Recompute the replay artifact sha256 (when the record's replayPointer is a public mirror anchor). Fetch the artifact from the mirror at the cited commit, run shasum -a 256, compare to the sha256 suffix on the on-chain pointer. For the four historical bootstrap records the public mirror was introduced after registration, so this step honestly returns LIMITED — the explorer surfaces that explicitly.

If every check passes, the reader has reproduced the Ledger state from Base mainnet events and confirmed any available supplemental mirror artifact.

Contradiction graph and failure memory

Failure memory is one of Protean's distinctive commitments.

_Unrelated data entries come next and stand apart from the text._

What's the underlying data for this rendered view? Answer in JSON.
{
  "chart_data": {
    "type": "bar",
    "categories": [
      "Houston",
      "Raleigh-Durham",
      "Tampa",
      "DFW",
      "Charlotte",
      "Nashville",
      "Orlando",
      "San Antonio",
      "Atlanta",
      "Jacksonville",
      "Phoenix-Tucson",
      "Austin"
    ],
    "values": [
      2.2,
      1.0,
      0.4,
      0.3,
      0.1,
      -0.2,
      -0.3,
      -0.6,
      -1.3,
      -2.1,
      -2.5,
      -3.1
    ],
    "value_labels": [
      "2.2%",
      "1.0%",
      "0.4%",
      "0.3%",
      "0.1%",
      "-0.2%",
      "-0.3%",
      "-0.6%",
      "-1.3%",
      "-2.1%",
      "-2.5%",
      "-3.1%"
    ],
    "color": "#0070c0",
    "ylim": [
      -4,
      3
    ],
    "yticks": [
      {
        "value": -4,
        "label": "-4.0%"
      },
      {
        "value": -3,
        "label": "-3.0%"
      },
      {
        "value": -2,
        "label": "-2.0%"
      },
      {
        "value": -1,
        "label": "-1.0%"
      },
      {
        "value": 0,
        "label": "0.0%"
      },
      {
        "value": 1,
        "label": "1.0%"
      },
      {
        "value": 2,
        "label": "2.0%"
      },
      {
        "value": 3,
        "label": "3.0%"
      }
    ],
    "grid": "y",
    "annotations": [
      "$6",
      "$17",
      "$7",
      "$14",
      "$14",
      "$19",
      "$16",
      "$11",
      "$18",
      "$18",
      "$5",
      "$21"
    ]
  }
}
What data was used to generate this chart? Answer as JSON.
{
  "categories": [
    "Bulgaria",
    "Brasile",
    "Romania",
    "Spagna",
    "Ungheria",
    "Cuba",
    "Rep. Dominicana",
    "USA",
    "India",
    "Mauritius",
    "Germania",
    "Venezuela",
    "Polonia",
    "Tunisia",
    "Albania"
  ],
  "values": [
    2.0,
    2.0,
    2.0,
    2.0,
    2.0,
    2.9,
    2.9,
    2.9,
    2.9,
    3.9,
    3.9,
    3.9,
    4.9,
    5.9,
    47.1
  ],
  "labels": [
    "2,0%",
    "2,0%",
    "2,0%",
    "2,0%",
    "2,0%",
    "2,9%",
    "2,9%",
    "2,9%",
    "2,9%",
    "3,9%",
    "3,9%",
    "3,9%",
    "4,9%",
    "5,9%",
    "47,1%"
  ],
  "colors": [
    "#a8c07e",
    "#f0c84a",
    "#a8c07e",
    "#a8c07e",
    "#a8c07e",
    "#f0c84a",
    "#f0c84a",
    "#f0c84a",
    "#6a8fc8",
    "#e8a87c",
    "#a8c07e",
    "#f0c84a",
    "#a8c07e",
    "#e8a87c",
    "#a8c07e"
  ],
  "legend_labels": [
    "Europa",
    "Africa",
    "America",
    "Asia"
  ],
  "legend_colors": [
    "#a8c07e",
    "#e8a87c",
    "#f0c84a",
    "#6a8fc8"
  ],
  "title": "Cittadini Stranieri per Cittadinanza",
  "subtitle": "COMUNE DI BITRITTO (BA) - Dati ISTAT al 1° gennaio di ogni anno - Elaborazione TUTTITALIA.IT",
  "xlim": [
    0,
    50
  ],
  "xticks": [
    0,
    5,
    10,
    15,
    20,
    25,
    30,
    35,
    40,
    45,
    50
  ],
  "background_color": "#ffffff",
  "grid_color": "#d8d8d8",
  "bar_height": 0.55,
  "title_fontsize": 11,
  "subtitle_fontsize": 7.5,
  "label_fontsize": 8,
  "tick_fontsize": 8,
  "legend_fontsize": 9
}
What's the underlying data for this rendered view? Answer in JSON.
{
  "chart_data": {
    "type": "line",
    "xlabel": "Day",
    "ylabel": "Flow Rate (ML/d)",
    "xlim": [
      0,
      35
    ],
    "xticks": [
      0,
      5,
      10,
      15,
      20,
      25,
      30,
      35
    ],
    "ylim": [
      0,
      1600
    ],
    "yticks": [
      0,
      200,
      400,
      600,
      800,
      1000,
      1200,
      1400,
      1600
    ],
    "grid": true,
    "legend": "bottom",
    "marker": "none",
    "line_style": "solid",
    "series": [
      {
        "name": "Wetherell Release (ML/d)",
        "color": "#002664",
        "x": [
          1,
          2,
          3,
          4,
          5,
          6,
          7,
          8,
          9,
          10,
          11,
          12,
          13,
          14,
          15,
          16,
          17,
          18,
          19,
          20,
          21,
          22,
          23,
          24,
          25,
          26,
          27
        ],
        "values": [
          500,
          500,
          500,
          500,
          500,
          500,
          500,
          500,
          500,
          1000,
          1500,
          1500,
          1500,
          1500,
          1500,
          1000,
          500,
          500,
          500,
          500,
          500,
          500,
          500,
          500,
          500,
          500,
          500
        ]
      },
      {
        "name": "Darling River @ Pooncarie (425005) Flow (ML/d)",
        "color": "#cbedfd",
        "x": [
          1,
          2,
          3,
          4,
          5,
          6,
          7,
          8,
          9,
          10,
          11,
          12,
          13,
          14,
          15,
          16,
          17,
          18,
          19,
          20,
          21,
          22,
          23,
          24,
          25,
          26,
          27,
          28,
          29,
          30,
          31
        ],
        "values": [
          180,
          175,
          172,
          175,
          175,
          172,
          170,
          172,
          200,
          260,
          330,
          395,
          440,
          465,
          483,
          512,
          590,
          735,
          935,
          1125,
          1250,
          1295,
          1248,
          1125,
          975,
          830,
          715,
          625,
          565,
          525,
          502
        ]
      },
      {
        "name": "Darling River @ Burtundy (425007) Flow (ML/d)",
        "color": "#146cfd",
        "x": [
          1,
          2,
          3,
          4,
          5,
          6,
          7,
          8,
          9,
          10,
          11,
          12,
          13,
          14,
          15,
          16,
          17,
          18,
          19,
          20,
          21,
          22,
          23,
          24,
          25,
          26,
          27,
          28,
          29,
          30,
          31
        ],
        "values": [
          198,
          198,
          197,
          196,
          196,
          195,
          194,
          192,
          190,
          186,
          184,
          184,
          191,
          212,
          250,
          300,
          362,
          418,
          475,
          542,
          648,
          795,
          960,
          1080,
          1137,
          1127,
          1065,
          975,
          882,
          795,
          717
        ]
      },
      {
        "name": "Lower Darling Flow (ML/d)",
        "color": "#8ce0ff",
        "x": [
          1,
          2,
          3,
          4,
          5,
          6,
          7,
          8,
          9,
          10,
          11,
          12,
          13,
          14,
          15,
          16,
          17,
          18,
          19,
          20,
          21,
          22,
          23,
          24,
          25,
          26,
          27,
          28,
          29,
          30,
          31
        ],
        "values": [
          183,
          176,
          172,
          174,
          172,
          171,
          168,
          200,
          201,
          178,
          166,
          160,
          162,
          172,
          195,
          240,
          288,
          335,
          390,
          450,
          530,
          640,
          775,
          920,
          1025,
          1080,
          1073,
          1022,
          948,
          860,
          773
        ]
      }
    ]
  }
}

Rejected motifs, contradicted claims, degraded candidates, and validation failures become first-class signal: the scoring layer reads from failure memory directly, and the failure-similarity component of the ranking surface penalises candidates that look like prior failures.

Today, failure memory feeds the failure-similarity scoring signal at rank time and claim-QA flags reach reviewers as warnings. The back-edge from contradiction memory or failure memory into proposal generation or hypothesis prioritisation is reserved — when that loop closes, it will be a single review-gated change visible inside the cycle executor.